2. Is there a place where such changes are documented? It makes using Zotero unreliable when - without a warning - the same operation could not be performed after a short period of time.
https://github.com/zotero/translators/commit/f49a0f18a4edab6df9f18a1c7c60f6be0b40ce7f#diff-25752e7a73f4fcccddce475afb61db43R355
doesn't look like it's working as intended - if anjo could take a look that'd be great.
2. Translator changes are not individually documented, but are all available via the history on https://github.com/zotero/translators
In general we change export translators rarely because of stability concerns, but since we've only had BibLaTeX for two months and are still figuring out how to best implement some details, I'm allowing more changes. E.g. the BibTeX translator hasn't seen such dramatic changes for at least a year.

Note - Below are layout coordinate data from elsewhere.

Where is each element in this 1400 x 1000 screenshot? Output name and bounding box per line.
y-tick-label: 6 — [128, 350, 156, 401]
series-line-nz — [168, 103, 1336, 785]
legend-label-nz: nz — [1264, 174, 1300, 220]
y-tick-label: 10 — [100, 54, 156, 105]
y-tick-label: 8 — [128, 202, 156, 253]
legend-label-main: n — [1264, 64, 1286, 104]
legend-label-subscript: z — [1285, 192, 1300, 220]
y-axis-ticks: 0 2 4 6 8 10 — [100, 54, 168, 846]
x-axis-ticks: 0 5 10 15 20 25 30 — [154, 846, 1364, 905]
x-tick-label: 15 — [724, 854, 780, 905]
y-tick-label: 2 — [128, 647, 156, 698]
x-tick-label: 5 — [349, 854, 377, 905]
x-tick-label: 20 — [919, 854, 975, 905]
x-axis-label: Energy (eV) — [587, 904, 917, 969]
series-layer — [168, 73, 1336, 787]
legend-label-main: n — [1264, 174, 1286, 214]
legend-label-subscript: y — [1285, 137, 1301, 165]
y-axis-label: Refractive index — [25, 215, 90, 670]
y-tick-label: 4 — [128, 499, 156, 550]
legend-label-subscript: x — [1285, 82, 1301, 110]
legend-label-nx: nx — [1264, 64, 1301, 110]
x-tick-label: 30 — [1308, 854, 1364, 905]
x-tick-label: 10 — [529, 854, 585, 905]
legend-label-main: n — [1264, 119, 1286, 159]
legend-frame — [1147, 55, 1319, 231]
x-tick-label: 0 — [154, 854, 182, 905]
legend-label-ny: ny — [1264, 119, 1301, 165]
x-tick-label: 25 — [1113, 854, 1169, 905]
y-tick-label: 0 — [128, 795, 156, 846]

2. I see the problem with new translators. By the way, as far as I understand, with these changes in language fields you have just fixed the problem that was already fixed on the biblatex end (http://tex.stackexchange.com/questions/147749/excessive-fields-in-biblatex-chicago-author-date-style). I understand that there are many implementations of biblatex, but some sort of coordination with at least major ones could save resources on both ends. It maybe unfeasible though.
3. I definitely can't do it, but it may also just not be possible given the way the forum software works.
And ideally I would prefer biblatex to use only the fields I need rather than limit the information Zotero is storing. However, as far as I can understand, the partial solution here is exactly in the fine-tuning of the export translators.
https://github.com/zotero/translators/pull/665.
It'll update whenever @adamsmith pulls it.
Note that the old behaviour (where you got only "issue" was actually wrong) and what you will get now is only "number" (for numeric "issue numbers" as in your example)
Quoting the biblatex (2.8a) manual:
The language fields in peoples real life Zotero databases don't neccesarily look that nice though. I've noticed that you could end up with many different language codes using the web translators.
Thanks!
I should note that with this new translator, which is following "biblatex" guidelines and provides numbers instead of issues, I have to add "biblatex-chicago" command "numbermonth=false" to the preamble of my latex document to get it right way, e.g. "American Economic Review 98 (3): 808-842".
Absent this command I was getting "American Economic Review 98, no. 3 (May 1): 808-842".